A Dama do Ouro Negro
Capítulo 4 — O Sussurro dos Grãos Dourados
por Caio Borges
Capítulo 4 — O Sussurro dos Grãos Dourados
O aroma intenso e inebriante do café assava nos grandes terreiros da Fazenda das Acácias, a propriedade de Ricardo Bastos. Clara observava o processo com fascínio e admiração. Grãos dourados espalhados sob o sol, sendo revirados com cuidado pelos trabalhadores, cada movimento uma promessa de riqueza.

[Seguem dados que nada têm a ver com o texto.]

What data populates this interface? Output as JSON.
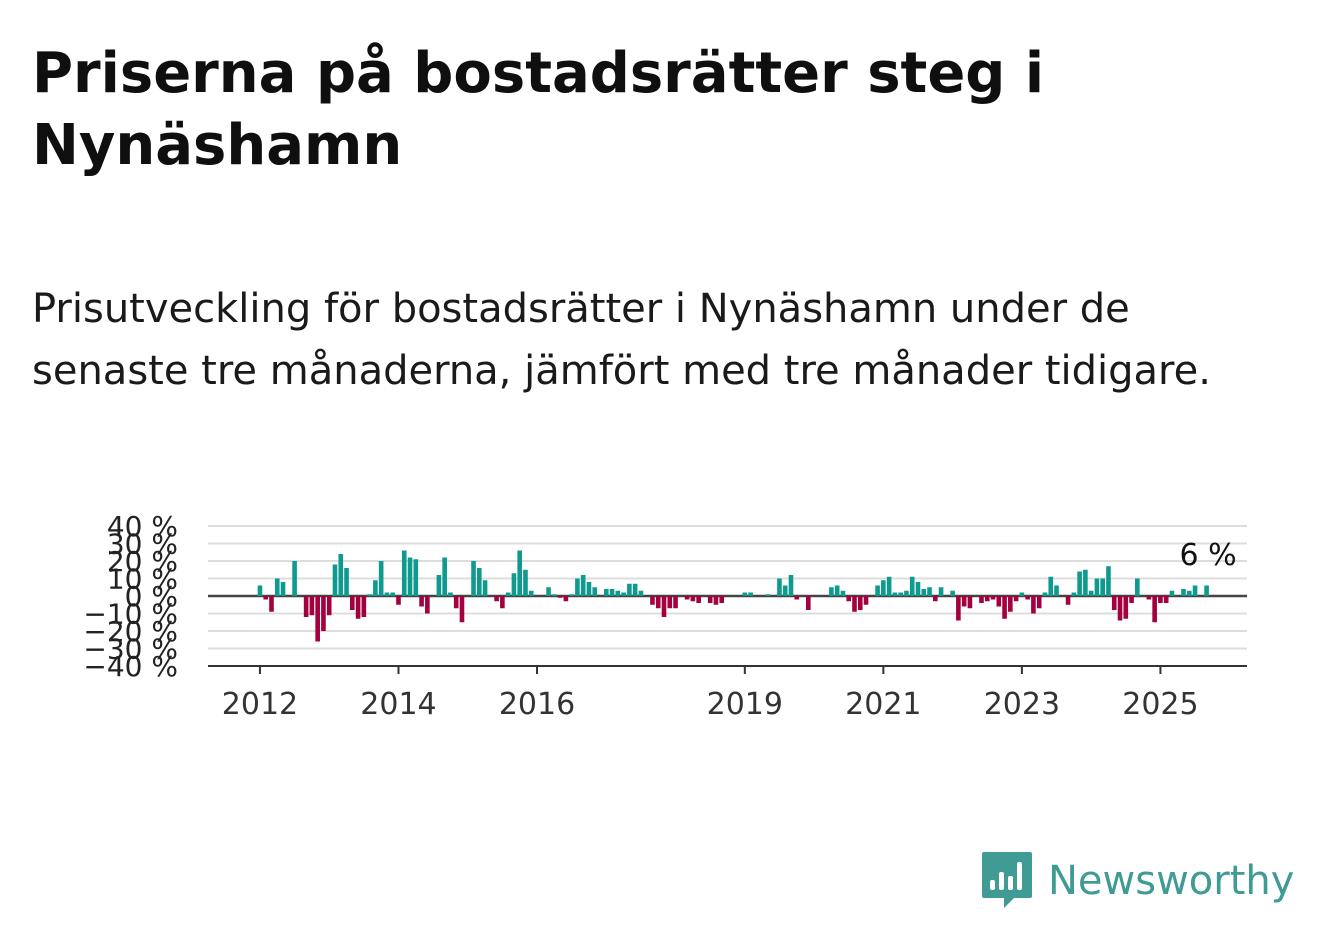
{
  "title": "Priserna på bostadsrätter steg i Nynäshamn",
  "subtitle": "Prisutveckling för bostadsrätter i Nynäshamn under de senaste tre månaderna, jämfört med tre månader tidigare.",
  "brand": {
    "name": "Newsworthy",
    "color": "#3f9b93",
    "icon": "bar-chart-logo-icon"
  },
  "colors": {
    "positive": "#0f9a8f",
    "negative": "#a3003f",
    "grid": "#dddddd",
    "zero": "#444444"
  },
  "chart_data": {
    "type": "bar",
    "title": "",
    "xlabel": "",
    "ylabel": "",
    "y_tick_labels": [
      "40 %",
      "30 %",
      "20 %",
      "10 %",
      "0 %",
      "−10 %",
      "−20 %",
      "−30 %",
      "−40 %"
    ],
    "y_ticks": [
      40,
      30,
      20,
      10,
      0,
      -10,
      -20,
      -30,
      -40
    ],
    "ylim": [
      -40,
      40
    ],
    "x_ticks": [
      2012,
      2014,
      2016,
      2019,
      2021,
      2023,
      2025
    ],
    "x_tick_labels": [
      "2012",
      "2014",
      "2016",
      "2019",
      "2021",
      "2023",
      "2025"
    ],
    "xlim": [
      2011.25,
      2026.25
    ],
    "grid": true,
    "last_value_label": "6 %",
    "months_from": "2012-01",
    "values": [
      6,
      -2,
      -9,
      10,
      8,
      0,
      20,
      0,
      -12,
      -11,
      -26,
      -20,
      -11,
      18,
      24,
      16,
      -8,
      -13,
      -12,
      1,
      9,
      20,
      2,
      2,
      -5,
      26,
      22,
      21,
      -6,
      -10,
      0,
      12,
      22,
      2,
      -7,
      -15,
      0,
      20,
      16,
      9,
      0,
      -3,
      -7,
      2,
      13,
      26,
      15,
      3,
      0,
      0,
      5,
      1,
      -1,
      -3,
      1,
      10,
      12,
      8,
      5,
      0,
      4,
      4,
      3,
      2,
      7,
      7,
      3,
      0,
      -5,
      -7,
      -12,
      -7,
      -7,
      0,
      -2,
      -3,
      -4,
      0,
      -4,
      -5,
      -4,
      0,
      0,
      0,
      2,
      2,
      0,
      0,
      1,
      0,
      10,
      6,
      12,
      -2,
      0,
      -8,
      0,
      0,
      0,
      5,
      6,
      3,
      -3,
      -9,
      -8,
      -5,
      0,
      6,
      9,
      11,
      2,
      2,
      3,
      11,
      8,
      4,
      5,
      -3,
      5,
      0,
      3,
      -14,
      -6,
      -7,
      0,
      -4,
      -3,
      -2,
      -6,
      -13,
      -9,
      -3,
      2,
      -2,
      -10,
      -7,
      2,
      11,
      6,
      0,
      -5,
      2,
      14,
      15,
      3,
      10,
      10,
      17,
      -8,
      -14,
      -13,
      -4,
      10,
      0,
      -2,
      -15,
      -4,
      -4,
      3,
      0,
      4,
      3,
      6,
      0,
      6
    ]
  }
}
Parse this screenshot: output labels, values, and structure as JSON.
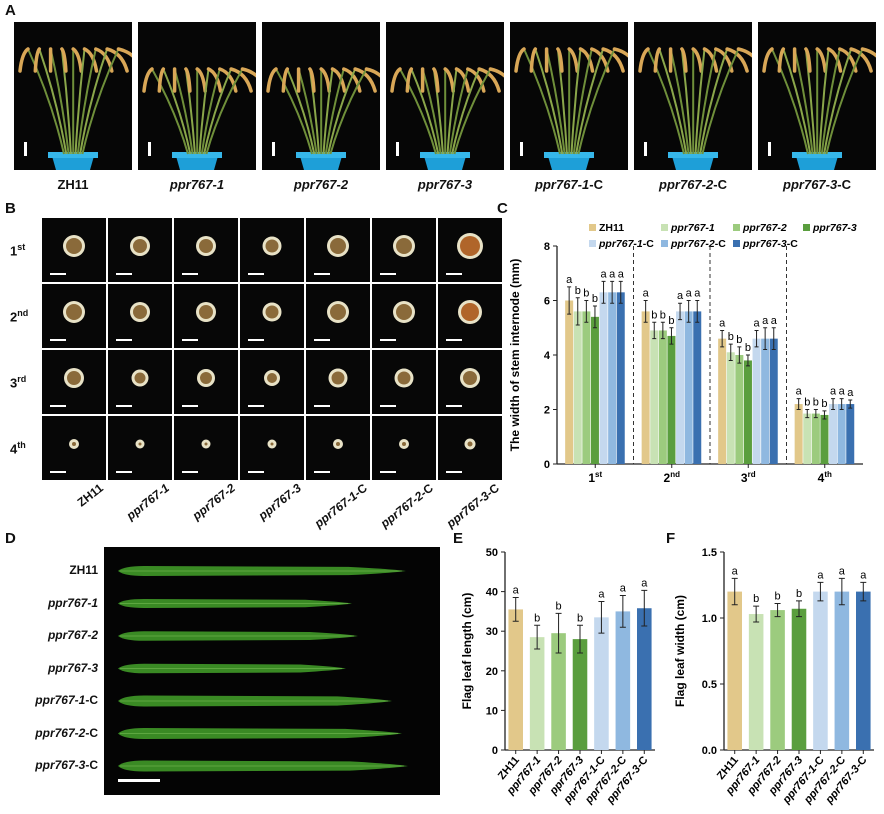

O vale, de repente, parecia mais vivo, mais vibrante, sob o manto da cafeicultura.
Ricardo, com a elegância natural que o caracterizava, a guiava pelas instalações. Explicava os detalhes do beneficiamento, a importância da escolha dos grãos, a arte de assar e moer, transformando a matéria-prima em um produto cobiçado em todo o mundo.
— O café, Clara, é mais do que uma bebida. É um estilo de vida. É o motor que move esta região, que impulsiona a economia do país. E quem domina o ouro negro, domina o poder. — disse Ricardo, seus olhos transmitindo uma paixão genuína pela terra e pelo que ela produzia.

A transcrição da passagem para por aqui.